Sens. Amy Klobuchar, D-Minn., and Kristen Gillibrand, D-N.Y., convened the group, which started meeting amid a wave of sexual harassment allegations aimed at members of Congress. On Tuesday, Rep. John Conyers, D-Mich., announced he would resign from the House after several women accused him of aggressive and unwanted sexual advances. And the Senate Ethics Committee has started an investigation of allegations that Sen. Al Franken, D-Minn., forcibly kissed one woman and groped several others.
“All of us were just concerned that we saw there was a lack of transparency, that there wasn’t enough in terms of rules about training,” McCaskill said. “(And) there clearly has not been enough outreach to show support for those people that aren’t in positions of power that want to come forward and complain.”
McCaskill said women senators have not talked about Franken’s case or come to any specific conclusions yet. She said they hoped to build a consensus around a specific set of proposals that could be enacted before the end of the year.
The female senators aren’t the only ones trying to tackle sexual harassment in Congress. Last month, the Senate passed a resolution requiring sexual harassment training for senators and staff, a bill co-sponsored by a bevy of male senators and backed by Republican and Democratic leaders alike.

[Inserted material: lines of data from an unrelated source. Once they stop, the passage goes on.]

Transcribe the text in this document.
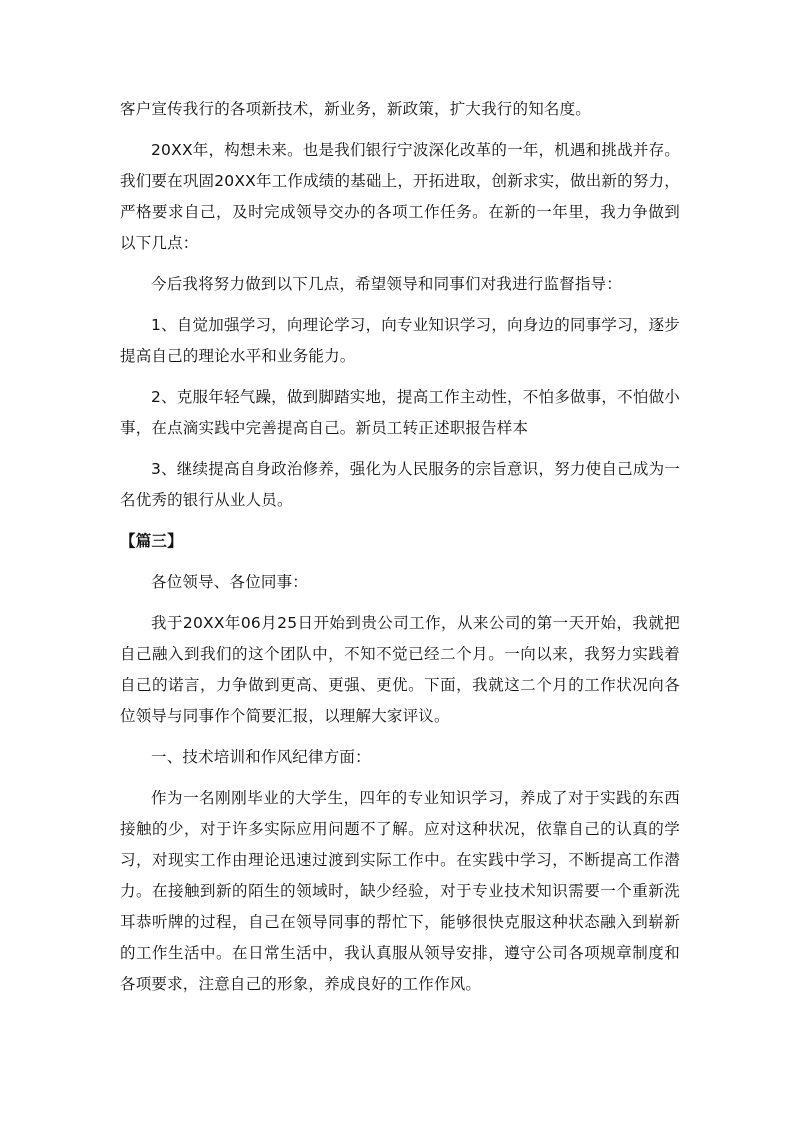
客户宣传我行的各项新技术，新业务，新政策，扩大我行的知名度。

20XX年，构想未来。也是我们银行宁波深化改革的一年，机遇和挑战并存。我们要在巩固20XX年工作成绩的基础上，开拓进取，创新求实，做出新的努力，严格要求自己，及时完成领导交办的各项工作任务。在新的一年里，我力争做到以下几点：

今后我将努力做到以下几点，希望领导和同事们对我进行监督指导：

1、自觉加强学习，向理论学习，向专业知识学习，向身边的同事学习，逐步提高自己的理论水平和业务能力。

2、克服年轻气躁，做到脚踏实地，提高工作主动性，不怕多做事，不怕做小事，在点滴实践中完善提高自己。新员工转正述职报告样本

3、继续提高自身政治修养，强化为人民服务的宗旨意识，努力使自己成为一名优秀的银行从业人员。

【篇三】

各位领导、各位同事：

我于20XX年06月25日开始到贵公司工作，从来公司的第一天开始，我就把自己融入到我们的这个团队中，不知不觉已经二个月。一向以来，我努力实践着自己的诺言，力争做到更高、更强、更优。下面，我就这二个月的工作状况向各位领导与同事作个简要汇报，以理解大家评议。

一、技术培训和作风纪律方面：

作为一名刚刚毕业的大学生，四年的专业知识学习，养成了对于实践的东西接触的少，对于许多实际应用问题不了解。应对这种状况，依靠自己的认真的学习，对现实工作由理论迅速过渡到实际工作中。在实践中学习，不断提高工作潜力。在接触到新的陌生的领域时，缺少经验，对于专业技术知识需要一个重新洗耳恭听牌的过程，自己在领导同事的帮忙下，能够很快克服这种状态融入到崭新的工作生活中。在日常生活中，我认真服从领导安排，遵守公司各项规章制度和各项要求，注意自己的形象，养成良好的工作作风。
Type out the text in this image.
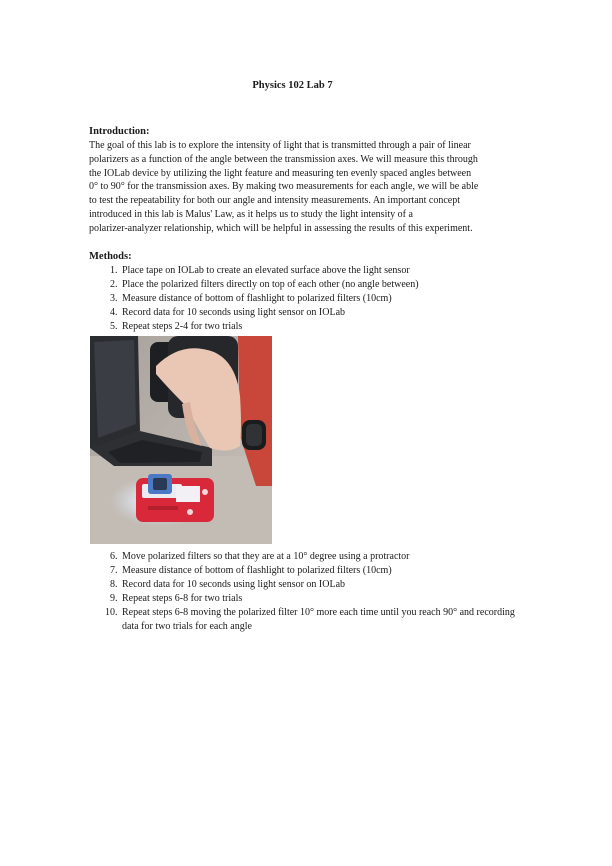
Physics 102 Lab 7
Introduction:
The goal of this lab is to explore the intensity of light that is transmitted through a pair of linear
polarizers as a function of the angle between the transmission axes. We will measure this through
the IOLab device by utilizing the light feature and measuring ten evenly spaced angles between
0° to 90° for the transmission axes. By making two measurements for each angle, we will be able
to test the repeatability for both our angle and intensity measurements. An important concept
introduced in this lab is Malus' Law, as it helps us to study the light intensity of a
polarizer-analyzer relationship, which will be helpful in assessing the results of this experiment.
Methods:
1. Place tape on IOLab to create an elevated surface above the light sensor
2. Place the polarized filters directly on top of each other (no angle between)
3. Measure distance of bottom of flashlight to polarized filters (10cm)
4. Record data for 10 seconds using light sensor on IOLab
5. Repeat steps 2-4 for two trials
6. Move polarized filters so that they are at a 10° degree using a protractor
7. Measure distance of bottom of flashlight to polarized filters (10cm)
8. Record data for 10 seconds using light sensor on IOLab
9. Repeat steps 6-8 for two trials
10. Repeat steps 6-8 moving the polarized filter 10° more each time until you reach 90° and recording data for two trials for each angle
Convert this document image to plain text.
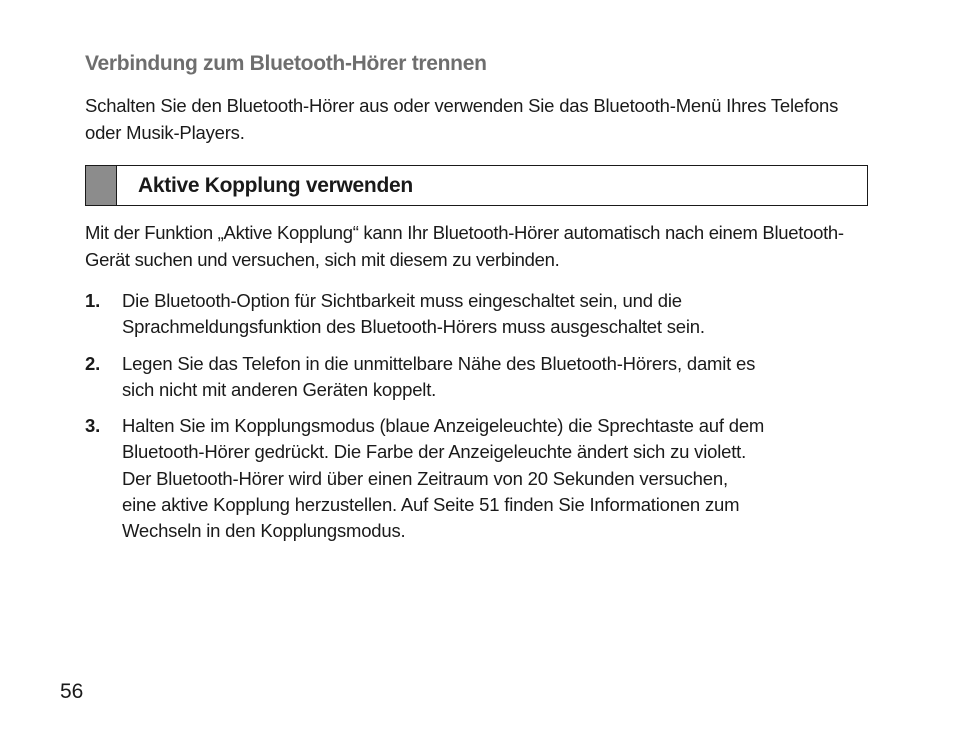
Verbindung zum Bluetooth-Hörer trennen

Schalten Sie den Bluetooth-Hörer aus oder verwenden Sie das Bluetooth-Menü Ihres Telefons oder Musik-Players.

Aktive Kopplung verwenden

Mit der Funktion „Aktive Kopplung“ kann Ihr Bluetooth-Hörer automatisch nach einem Bluetooth-Gerät suchen und versuchen, sich mit diesem zu verbinden.

1.	Die Bluetooth-Option für Sichtbarkeit muss eingeschaltet sein, und die
Sprachmeldungsfunktion des Bluetooth-Hörers muss ausgeschaltet sein.
2.	Legen Sie das Telefon in die unmittelbare Nähe des Bluetooth-Hörers, damit es
sich nicht mit anderen Geräten koppelt.
3.	Halten Sie im Kopplungsmodus (blaue Anzeigeleuchte) die Sprechtaste auf dem
Bluetooth-Hörer gedrückt. Die Farbe der Anzeigeleuchte ändert sich zu violett.
Der Bluetooth-Hörer wird über einen Zeitraum von 20 Sekunden versuchen,
eine aktive Kopplung herzustellen. Auf Seite 51 finden Sie Informationen zum
Wechseln in den Kopplungsmodus.

56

But other efforts are similarly being spearheaded by women.
In the House, Rep. Jackie Speier, D-Calif., and several other lawmakers introduced a bipartisan bill last month that would overhaul the congressional complaint process and provide better protections for accusers. Most of the original co-sponsors on that bill are women, and there was only one Republican man at the news conference unveiling it.

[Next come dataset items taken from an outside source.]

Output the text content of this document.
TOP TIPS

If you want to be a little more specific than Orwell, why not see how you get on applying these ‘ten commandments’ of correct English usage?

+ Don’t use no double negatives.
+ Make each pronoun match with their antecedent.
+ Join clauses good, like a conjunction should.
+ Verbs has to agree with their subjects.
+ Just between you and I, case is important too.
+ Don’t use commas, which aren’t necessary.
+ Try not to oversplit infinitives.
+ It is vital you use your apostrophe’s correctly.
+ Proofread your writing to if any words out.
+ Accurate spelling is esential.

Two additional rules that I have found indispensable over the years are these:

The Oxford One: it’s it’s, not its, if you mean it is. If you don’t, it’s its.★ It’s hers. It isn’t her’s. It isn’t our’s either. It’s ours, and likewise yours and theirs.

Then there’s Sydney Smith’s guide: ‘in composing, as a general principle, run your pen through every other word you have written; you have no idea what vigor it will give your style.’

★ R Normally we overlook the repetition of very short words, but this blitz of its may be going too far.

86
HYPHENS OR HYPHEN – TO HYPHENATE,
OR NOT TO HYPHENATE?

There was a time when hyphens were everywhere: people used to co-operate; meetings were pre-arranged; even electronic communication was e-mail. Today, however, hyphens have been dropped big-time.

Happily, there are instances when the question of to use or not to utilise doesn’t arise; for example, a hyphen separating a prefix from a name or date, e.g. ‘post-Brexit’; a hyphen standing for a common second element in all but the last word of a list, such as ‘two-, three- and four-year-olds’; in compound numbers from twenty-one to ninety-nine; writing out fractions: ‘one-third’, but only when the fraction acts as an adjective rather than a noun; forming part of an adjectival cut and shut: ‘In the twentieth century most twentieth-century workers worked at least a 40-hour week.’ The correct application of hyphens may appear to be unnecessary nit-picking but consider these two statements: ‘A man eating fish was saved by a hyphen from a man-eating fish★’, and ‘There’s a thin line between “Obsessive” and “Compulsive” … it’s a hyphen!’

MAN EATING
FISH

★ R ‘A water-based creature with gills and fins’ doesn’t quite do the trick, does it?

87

Sen. Roy Blunt, R-Mo., said he’s part of a working group set up at the urging of GOP Sen. Richard Shelby of Alabama, chairman of the Senate Rules Committee.
Blunt said one of the goals of the working group is to reform the secret process that lawmakers have used to settle numerous workplace harassment and discrimination claims. Congress has paid out more than $17 million since 1997 but it’s not clear how much of that money went to settle sexual harassment cases.
“(We’re) trying to figure out how people can have access to a process that allows them to have their concerns satisfied,” Blunt said, “and a settlement process that the people we work for are happy with and the people who work here will find” fosters a safe workplace.
Who else is in that group? Blunt listed four female senators and himself. He shrugged off questions about whether male lawmakers have been proactive enough in the debate, noting that he got involved in the working group as soon as the rash of allegations started flowing.
McCaskill isn't convinced.
“We want to work on it but this is not a problem created by women,” she said.